Deformation of an Elastic Beam due to Viscous Flow in an Embedded Parallel Channel Network

TL;DR

This paper models how viscous fluid flow within an embedded channel network causes elastic deformation of a slender beam, providing a mathematical framework for designing complex deformation patterns in soft-robotic applications.

Contribution

It introduces a fourth-order integro-differential equation linking viscous flow and elastic deflection, enabling the design of dynamic deformation patterns in embedded channel networks.

Findings

Derived a governing equation for beam deflection due to viscous flow.

Identified conditions for inertia-like wave solutions in beam deformation.

Provided a basis for designing complex soft-robotic deformation patterns.

Abstract

Elastic deformation due to embedded fluidic networks is currently studied in the context of soft-actuators and soft-robotic applications. In this work, we analyze interaction between the elastic deflection of a slender beam and viscous flow within a long serpentine channel, embedded in the elastic beam.
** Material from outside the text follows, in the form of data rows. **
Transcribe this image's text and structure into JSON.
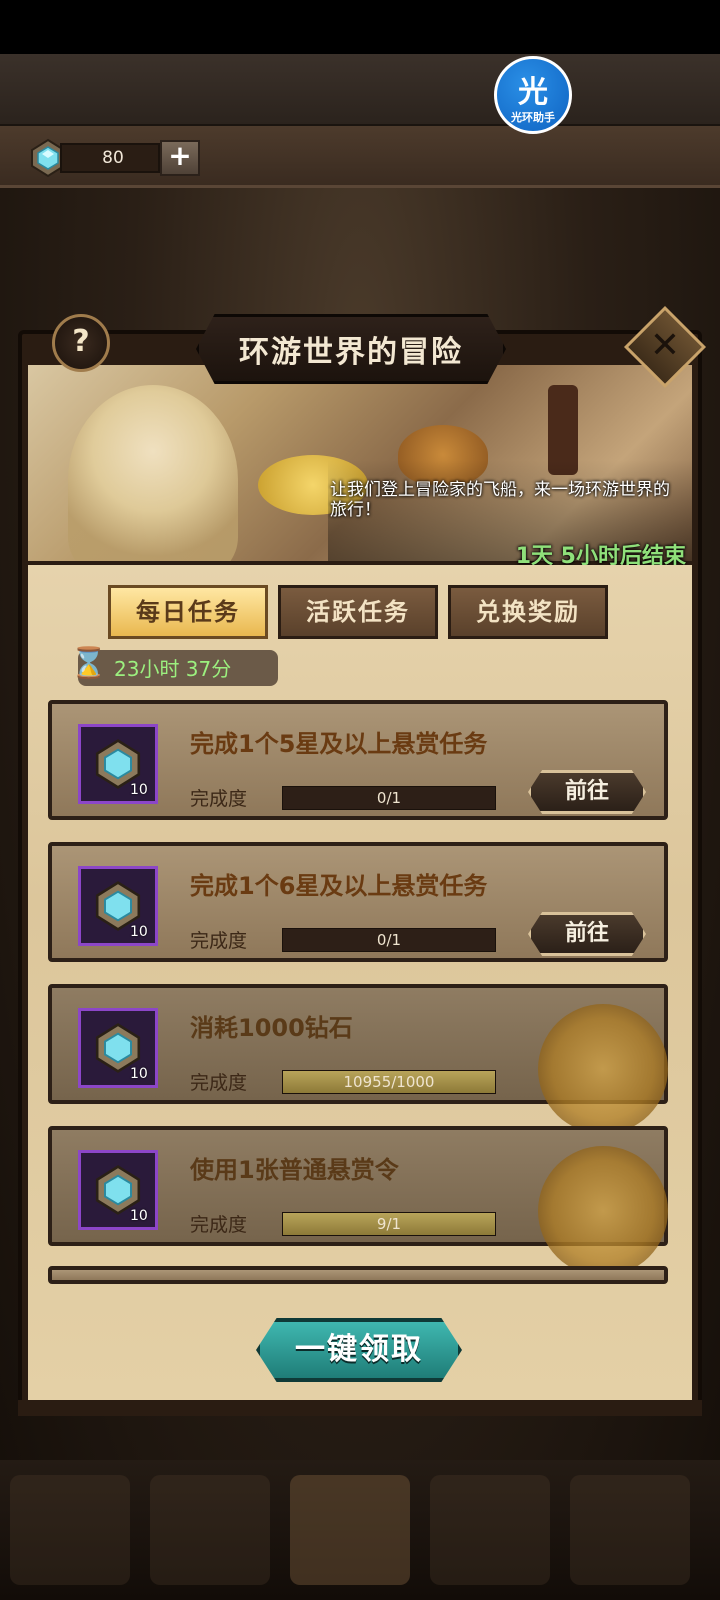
{
  "resource": {
    "amount": "80",
    "plus_glyph": "+"
  },
  "helper_badge": {
    "glyph": "光",
    "label": "光环助手"
  },
  "event": {
    "title": "环游世界的冒险",
    "description": "让我们登上冒险家的飞船，来一场环游世界的旅行！",
    "ends_in": "1天 5小时后结束"
  },
  "help_glyph": "?",
  "close_glyph": "✕",
  "tabs": [
    {
      "label": "每日任务",
      "active": true
    },
    {
      "label": "活跃任务",
      "active": false
    },
    {
      "label": "兑换奖励",
      "active": false
    }
  ],
  "daily_timer": "23小时 37分",
  "hourglass_glyph": "⌛",
  "progress_label": "完成度",
  "tasks": [
    {
      "title": "完成1个5星及以上悬赏任务",
      "progress": "0/1",
      "progress_fraction": 0,
      "reward_qty": "10",
      "action": "前往",
      "claimed": false
    },
    {
      "title": "完成1个6星及以上悬赏任务",
      "progress": "0/1",
      "progress_fraction": 0,
      "reward_qty": "10",
      "action": "前往",
      "claimed": false
    },
    {
      "title": "消耗1000钻石",
      "progress": "10955/1000",
      "progress_fraction": 1,
      "reward_qty": "10",
      "action": "",
      "claimed": true
    },
    {
      "title": "使用1张普通悬赏令",
      "progress": "9/1",
      "progress_fraction": 1,
      "reward_qty": "10",
      "action": "",
      "claimed": true
    }
  ],
  "claim_all_label": "一键领取",
  "colors": {
    "accent_teal": "#2a9a93",
    "gold": "#e9b84f",
    "reward_purple": "#8c46c8",
    "timer_green": "#8fe07a"
  }
}
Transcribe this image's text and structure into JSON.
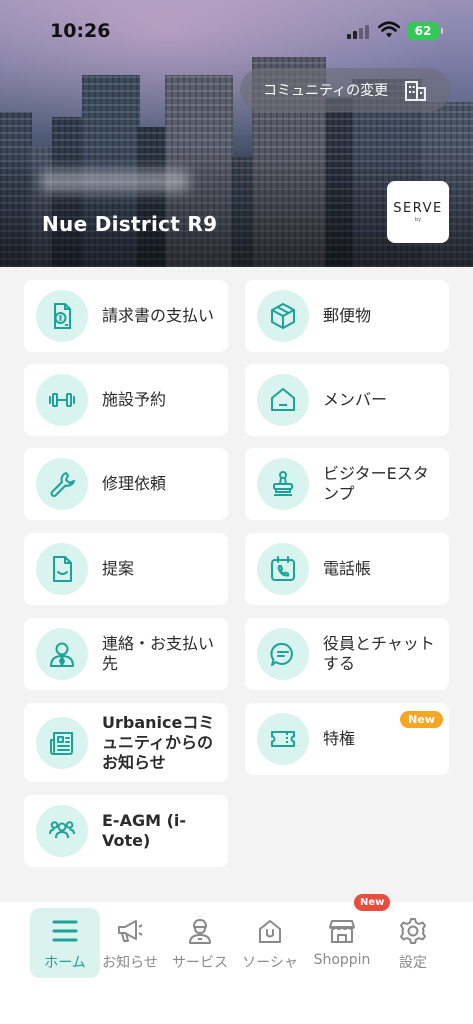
{
  "status_bar": {
    "time": "10:26",
    "battery": "62"
  },
  "header": {
    "community_change_label": "コミュニティの変更",
    "site_name": "Nue District R9",
    "logo_text": "SERVE",
    "logo_sub": "by"
  },
  "menu": {
    "items": [
      {
        "label": "請求書の支払い",
        "icon": "bill-icon"
      },
      {
        "label": "郵便物",
        "icon": "parcel-icon"
      },
      {
        "label": "施設予約",
        "icon": "dumbbell-icon"
      },
      {
        "label": "メンバー",
        "icon": "home-icon"
      },
      {
        "label": "修理依頼",
        "icon": "wrench-icon"
      },
      {
        "label": "ビジターEスタンプ",
        "icon": "stamp-icon"
      },
      {
        "label": "提案",
        "icon": "suggestion-icon"
      },
      {
        "label": "電話帳",
        "icon": "phone-book-icon"
      },
      {
        "label": "連絡・お支払い先",
        "icon": "contact-person-icon"
      },
      {
        "label": "役員とチャットする",
        "icon": "chat-icon"
      },
      {
        "label": "Urbaniceコミュニティからのお知らせ",
        "icon": "newspaper-icon"
      },
      {
        "label": "特権",
        "icon": "ticket-icon",
        "badge": "New"
      },
      {
        "label": "E-AGM (i-Vote)",
        "icon": "group-icon"
      }
    ]
  },
  "bottom_nav": {
    "items": [
      {
        "label": "ホーム",
        "icon": "menu-icon",
        "active": true
      },
      {
        "label": "お知らせ",
        "icon": "megaphone-icon"
      },
      {
        "label": "サービス",
        "icon": "service-person-icon"
      },
      {
        "label": "ソーシャ",
        "icon": "social-house-icon"
      },
      {
        "label": "Shoppin",
        "icon": "shop-icon",
        "badge": "New"
      },
      {
        "label": "設定",
        "icon": "gear-icon"
      }
    ]
  },
  "colors": {
    "accent": "#1aa396",
    "icon_bg": "#d9f3ef",
    "badge_orange": "#f5a623",
    "badge_red": "#e74c3c"
  }
}
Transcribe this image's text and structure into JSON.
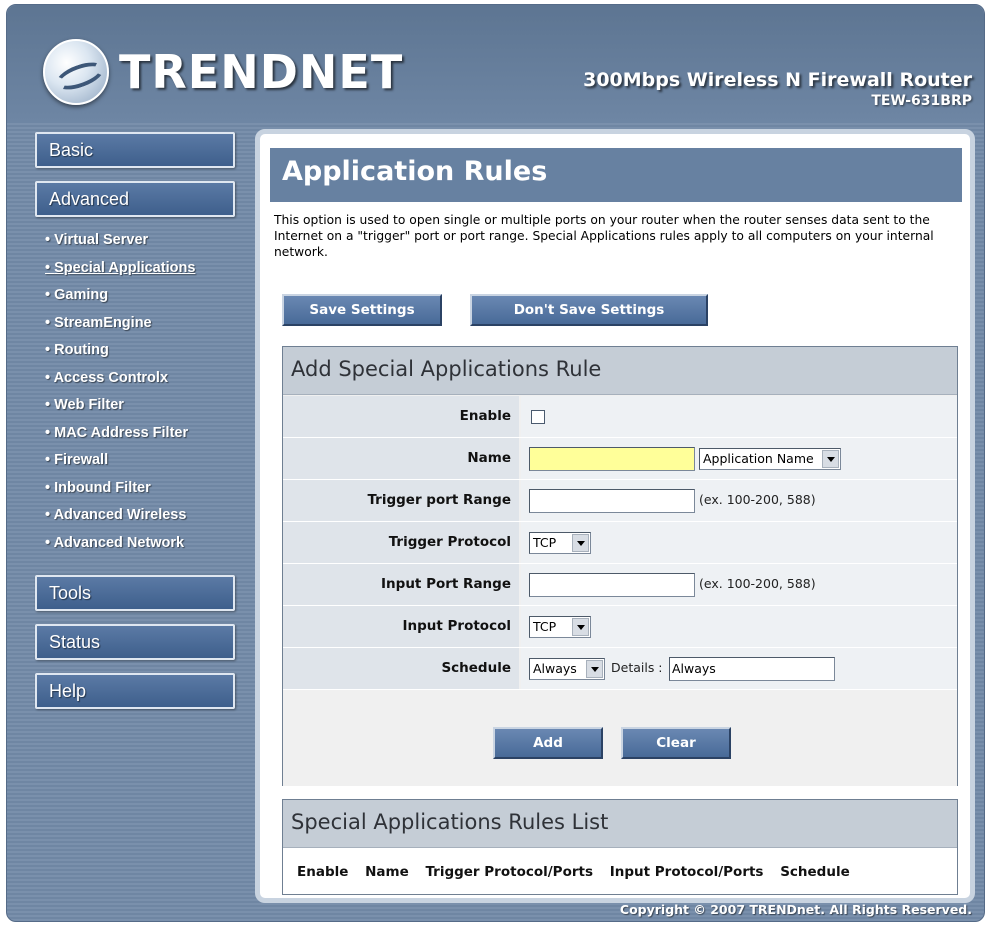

The channel is positioned asymmetrically with regard to the midplane of the beam, and thus pressure within the channel creates a local moment deforming the beam. We focus on creeping flows and small deflections of the elastic beam and obtain, in leading order, a fourth-order partial integro-differential equation governing the time-dependent deflection field. This relation enables the design of complex time-dependent deformation patterns of beams with embedded channel networks, including inertia-like standing and moving wave solutions in configurations with negligible inertia.